In other words, this project uses these three sources of data to keep the database almost in sync with OSM data. This is the most challenging thing of this project, and therefore, this is why it have many objects and prevents duplicates or data loss.

First, it queries overpass to get the IDs of the country and maritime's boundaries, and then it downloads each of them individually. After, it converts this data into a Postgres geometry and builds the country's table.

Second, it takes the daily dump from the Planet and builds the base of the note's database. Then, based on the location of the notes, it calculates to which country each note belong.

Third, the program downloads the recent notes from the whole world and populates the tables with this information. Then, it also calculates the country of these new notes. This step is periodic, which means it should be triggered regularly, like each 15 minutes to have recent information.
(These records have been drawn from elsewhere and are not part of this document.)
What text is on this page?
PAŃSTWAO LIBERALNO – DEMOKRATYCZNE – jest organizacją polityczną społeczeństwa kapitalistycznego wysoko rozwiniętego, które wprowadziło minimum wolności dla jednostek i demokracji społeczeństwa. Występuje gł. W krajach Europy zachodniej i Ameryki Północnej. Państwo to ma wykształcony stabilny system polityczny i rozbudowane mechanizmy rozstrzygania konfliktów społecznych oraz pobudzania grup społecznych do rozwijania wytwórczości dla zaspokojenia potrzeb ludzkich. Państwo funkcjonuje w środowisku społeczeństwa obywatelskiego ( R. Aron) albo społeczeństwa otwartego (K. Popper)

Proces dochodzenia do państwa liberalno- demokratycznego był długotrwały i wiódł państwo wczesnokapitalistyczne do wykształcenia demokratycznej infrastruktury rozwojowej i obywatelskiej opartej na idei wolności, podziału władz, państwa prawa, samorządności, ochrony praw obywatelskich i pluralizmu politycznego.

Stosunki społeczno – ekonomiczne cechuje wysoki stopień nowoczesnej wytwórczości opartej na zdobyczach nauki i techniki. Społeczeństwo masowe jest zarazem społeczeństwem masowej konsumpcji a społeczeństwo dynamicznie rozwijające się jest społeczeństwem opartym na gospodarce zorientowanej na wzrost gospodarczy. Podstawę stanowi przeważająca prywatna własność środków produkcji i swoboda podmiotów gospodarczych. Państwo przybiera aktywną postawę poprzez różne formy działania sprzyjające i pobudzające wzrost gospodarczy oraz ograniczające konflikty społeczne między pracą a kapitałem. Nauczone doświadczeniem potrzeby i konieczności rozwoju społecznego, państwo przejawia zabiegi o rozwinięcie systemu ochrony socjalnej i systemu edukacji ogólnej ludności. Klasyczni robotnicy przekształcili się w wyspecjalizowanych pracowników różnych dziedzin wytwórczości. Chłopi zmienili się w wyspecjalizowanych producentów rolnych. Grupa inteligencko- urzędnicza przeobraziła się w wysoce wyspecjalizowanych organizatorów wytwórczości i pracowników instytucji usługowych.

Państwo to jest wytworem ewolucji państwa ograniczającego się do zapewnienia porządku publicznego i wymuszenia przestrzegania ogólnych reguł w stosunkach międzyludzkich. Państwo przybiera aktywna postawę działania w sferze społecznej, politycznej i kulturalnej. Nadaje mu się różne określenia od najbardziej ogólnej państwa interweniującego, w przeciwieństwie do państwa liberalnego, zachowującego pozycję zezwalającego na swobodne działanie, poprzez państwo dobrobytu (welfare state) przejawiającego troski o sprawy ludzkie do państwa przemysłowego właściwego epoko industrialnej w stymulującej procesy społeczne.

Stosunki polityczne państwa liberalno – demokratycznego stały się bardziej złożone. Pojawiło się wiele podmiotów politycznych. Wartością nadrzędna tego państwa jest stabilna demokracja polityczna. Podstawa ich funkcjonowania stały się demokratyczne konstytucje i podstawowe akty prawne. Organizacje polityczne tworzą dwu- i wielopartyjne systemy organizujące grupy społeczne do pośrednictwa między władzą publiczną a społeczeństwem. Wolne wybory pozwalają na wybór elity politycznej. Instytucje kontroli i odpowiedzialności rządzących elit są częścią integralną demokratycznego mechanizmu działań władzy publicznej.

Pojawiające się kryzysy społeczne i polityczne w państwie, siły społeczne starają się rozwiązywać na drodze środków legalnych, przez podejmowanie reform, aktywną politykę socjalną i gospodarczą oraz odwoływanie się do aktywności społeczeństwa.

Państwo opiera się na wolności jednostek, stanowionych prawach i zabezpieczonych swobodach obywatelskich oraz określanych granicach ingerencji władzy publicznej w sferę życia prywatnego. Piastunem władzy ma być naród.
The shorter the time, the more near real-time information this will provide; however, it needs a faster server to process the information.

Once the base information is stored in the database, different services could be provided:

  • A WMS map with the location of the open and closed notes.
  • A data warehouse to perform analytical queries and create user and country profile about the status of the notes.

As part of the data warehouse, the ETL converts the note’s data into a star schema, calculating several facts. Then, the last part is to build a Datamart with all the necessary values for a user or country profile, reducing the time and impact on the database while executing.